Plus que toute autre, la région euro-méditerranéenne peut témoigner que la mondialisation non régulée par une gouvernance mondiale impuissante crée une conflictualité généralisée. Elle a donc vu revenir en force une série de facteurs régressifs par rapport aux progrès enregistrés sous la décennie des Accords de Barcelone (1996-2005) : le retour quasigénéral des logiques d’ordre dans les pays arabes malgré le mouvement démocratique déclenché fin 2010 par le courage du peuple tunisien ; la remise en selle de l’agenda sécuritaire non seulement dans les relations internationales, mais à l’intérieur même de l’Europe face à la crise des réfugiés ; le primat des relations bilatérales, au détriment de visions de long terme sur un projet régional partagé.

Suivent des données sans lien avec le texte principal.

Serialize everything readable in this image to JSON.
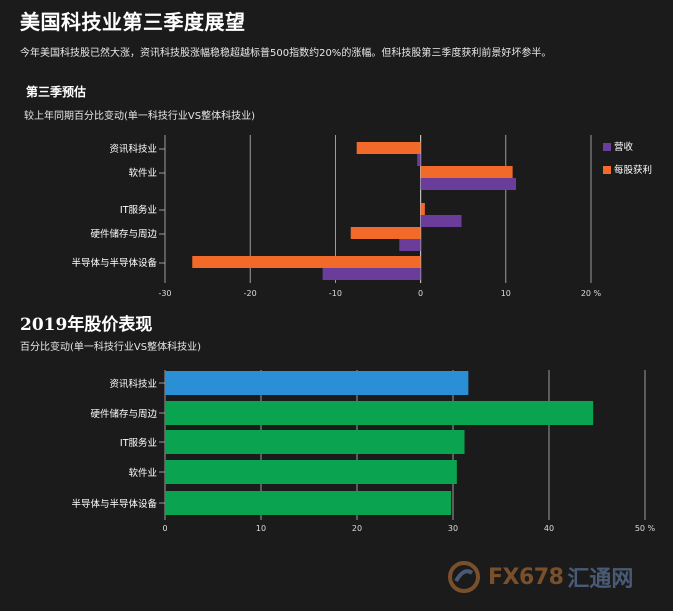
{
  "header": {
    "title": "美国科技业第三季度展望",
    "subtitle": "今年美国科技股已然大涨，资讯科技股涨幅稳稳超越标普500指数约20%的涨幅。但科技股第三季度获利前景好坏参半。"
  },
  "section1": {
    "title": "第三季预估",
    "subtitle": "较上年同期百分比变动(单一科技行业VS整体科技业)"
  },
  "section2": {
    "title": "2019年股价表现",
    "subtitle": "百分比变动(单一科技行业VS整体科技业)"
  },
  "colors": {
    "revenue": "#6a3d9a",
    "eps": "#f26a2a",
    "perf_highlight": "#2b8fd6",
    "perf_default": "#0aa34f",
    "grid": "#bdbdbd",
    "background": "#1b1b1b"
  },
  "chart_data": [
    {
      "type": "bar",
      "orientation": "horizontal",
      "categories": [
        "资讯科技业",
        "软件业",
        "IT服务业",
        "硬件储存与周边",
        "半导体与半导体设备"
      ],
      "series": [
        {
          "name": "每股获利",
          "values": [
            -7.5,
            10.8,
            0.5,
            -8.2,
            -26.8
          ]
        },
        {
          "name": "营收",
          "values": [
            -0.4,
            11.2,
            4.8,
            -2.5,
            -11.5
          ]
        }
      ],
      "xlim": [
        -30,
        20
      ],
      "xticks": [
        "-30",
        "-20",
        "-10",
        "0",
        "10",
        "20 %"
      ],
      "xtick_values": [
        -30,
        -20,
        -10,
        0,
        10,
        20
      ],
      "legend": [
        "营收",
        "每股获利"
      ],
      "legend_position": "right",
      "grid": true
    },
    {
      "type": "bar",
      "orientation": "horizontal",
      "categories": [
        "资讯科技业",
        "硬件储存与周边",
        "IT服务业",
        "软件业",
        "半导体与半导体设备"
      ],
      "values": [
        31.6,
        44.6,
        31.2,
        30.4,
        29.8
      ],
      "xlim": [
        0,
        50
      ],
      "xticks": [
        "0",
        "10",
        "20",
        "30",
        "40",
        "50 %"
      ],
      "xtick_values": [
        0,
        10,
        20,
        30,
        40,
        50
      ],
      "grid": true
    }
  ],
  "watermark": {
    "brand": "FX678",
    "brand_cn": "汇通网"
  }
}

Dans ce contexte, l’Union européenne reste un acteur majeur, notamment pour ce qui regarde l’aide au développement et à la reconstruction économique face aux crises. Mais si elle apporte l’essentiel des réseaux et des moyens financiers, elle n’a plus la main sur la résolution des crises, ni la capacité à lancer une nouvelle gouvernance régionale.

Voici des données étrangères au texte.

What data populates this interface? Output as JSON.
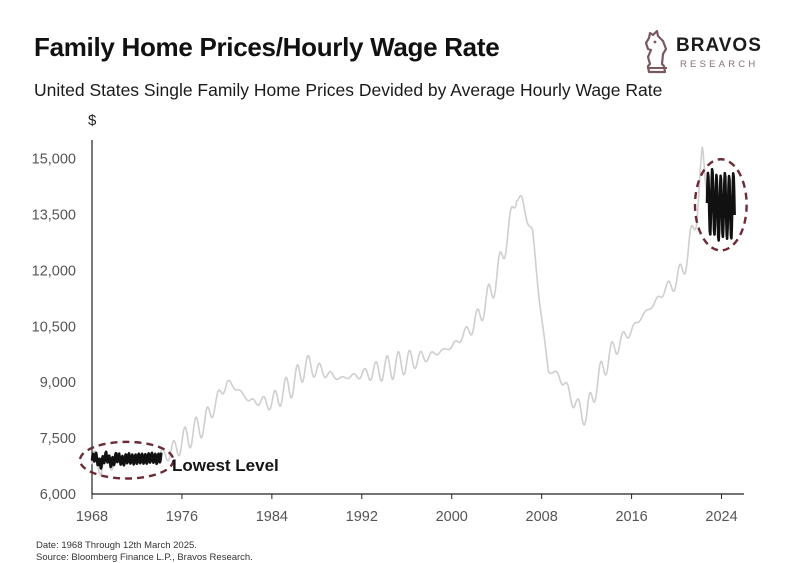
{
  "title": "Family Home Prices/Hourly Wage Rate",
  "subtitle": "United States Single Family Home Prices Devided by Average Hourly Wage Rate",
  "logo": {
    "name": "BRAVOS",
    "sub": "RESEARCH",
    "icon": "knight-chess-icon",
    "color": "#7a5860"
  },
  "footer": {
    "date": "Date: 1968 Through 12th March 2025.",
    "source": "Source: Bloomberg Finance L.P., Bravos Research."
  },
  "colors": {
    "line": "#cfcfcf",
    "highlight": "#111111",
    "circle": "#6e2b35",
    "axis": "#222222",
    "tick_text": "#555555"
  },
  "chart_data": {
    "type": "line",
    "ylabel": "$",
    "xlabel": "",
    "grid": false,
    "xlim": [
      1968,
      2026
    ],
    "ylim": [
      6000,
      15500
    ],
    "x_ticks": [
      1968,
      1976,
      1984,
      1992,
      2000,
      2008,
      2016,
      2024
    ],
    "x_tick_labels": [
      "1968",
      "1976",
      "1984",
      "1992",
      "2000",
      "2008",
      "2016",
      "2024"
    ],
    "y_ticks": [
      6000,
      7500,
      9000,
      10500,
      12000,
      13500,
      15000
    ],
    "y_tick_labels": [
      "6,000",
      "7,500",
      "9,000",
      "10,500",
      "12,000",
      "13,500",
      "15,000"
    ],
    "anchors": [
      [
        1968.0,
        6800
      ],
      [
        1970.0,
        6900
      ],
      [
        1972.0,
        6950
      ],
      [
        1974.0,
        7050
      ],
      [
        1975.0,
        7100
      ],
      [
        1976.0,
        7400
      ],
      [
        1978.0,
        7900
      ],
      [
        1980.0,
        9000
      ],
      [
        1981.0,
        8800
      ],
      [
        1982.0,
        8500
      ],
      [
        1984.0,
        8450
      ],
      [
        1986.0,
        9000
      ],
      [
        1987.0,
        9450
      ],
      [
        1988.0,
        9350
      ],
      [
        1990.0,
        9100
      ],
      [
        1992.0,
        9200
      ],
      [
        1994.0,
        9350
      ],
      [
        1996.0,
        9550
      ],
      [
        1998.0,
        9700
      ],
      [
        2000.0,
        9950
      ],
      [
        2001.0,
        10250
      ],
      [
        2002.0,
        10550
      ],
      [
        2003.0,
        11100
      ],
      [
        2004.0,
        11800
      ],
      [
        2005.0,
        13000
      ],
      [
        2005.8,
        14100
      ],
      [
        2006.5,
        13600
      ],
      [
        2007.2,
        13000
      ],
      [
        2007.8,
        11200
      ],
      [
        2008.6,
        9300
      ],
      [
        2009.5,
        9200
      ],
      [
        2010.3,
        8800
      ],
      [
        2011.2,
        8300
      ],
      [
        2012.0,
        8100
      ],
      [
        2012.8,
        8900
      ],
      [
        2014.0,
        9700
      ],
      [
        2015.0,
        10100
      ],
      [
        2016.0,
        10400
      ],
      [
        2017.0,
        10800
      ],
      [
        2018.0,
        11100
      ],
      [
        2019.0,
        11500
      ],
      [
        2020.0,
        11700
      ],
      [
        2021.0,
        12400
      ],
      [
        2021.8,
        13600
      ],
      [
        2022.3,
        15000
      ],
      [
        2022.8,
        14100
      ],
      [
        2023.5,
        13700
      ],
      [
        2024.5,
        13600
      ],
      [
        2025.2,
        13800
      ]
    ],
    "wiggle_amplitude": 350,
    "wiggle_period_years": 1.0,
    "highlights": [
      {
        "range": [
          1968,
          1974.2
        ],
        "label": "Lowest Level"
      },
      {
        "range": [
          2022.7,
          2025.2
        ],
        "label": ""
      }
    ]
  }
}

Le « Partenariat de Deauville », mis en place par le G-8 en réponse au Printemps arabe et à la crise économique de 2009, a certes été géré avec l’appui principal des institutions européennes, mais sous une dynamique politique et technique essentiellement anglosaxonne ; les résultats furent appréciables1 mais insuffisants, inégalement répartis et sans effet durable sur la fragilité des pays arabes.
Et les récentes initiatives européennes pour la relance de sa politique de voisinage Sud 2 laissent augurer des résultats semblables : priorité à la gestion des flux migratoires, importance des financements remboursables catalysant l’investissement privé, complexité des mécanismes d’aide plus facilement accessibles aux plus développés des pays partenaires.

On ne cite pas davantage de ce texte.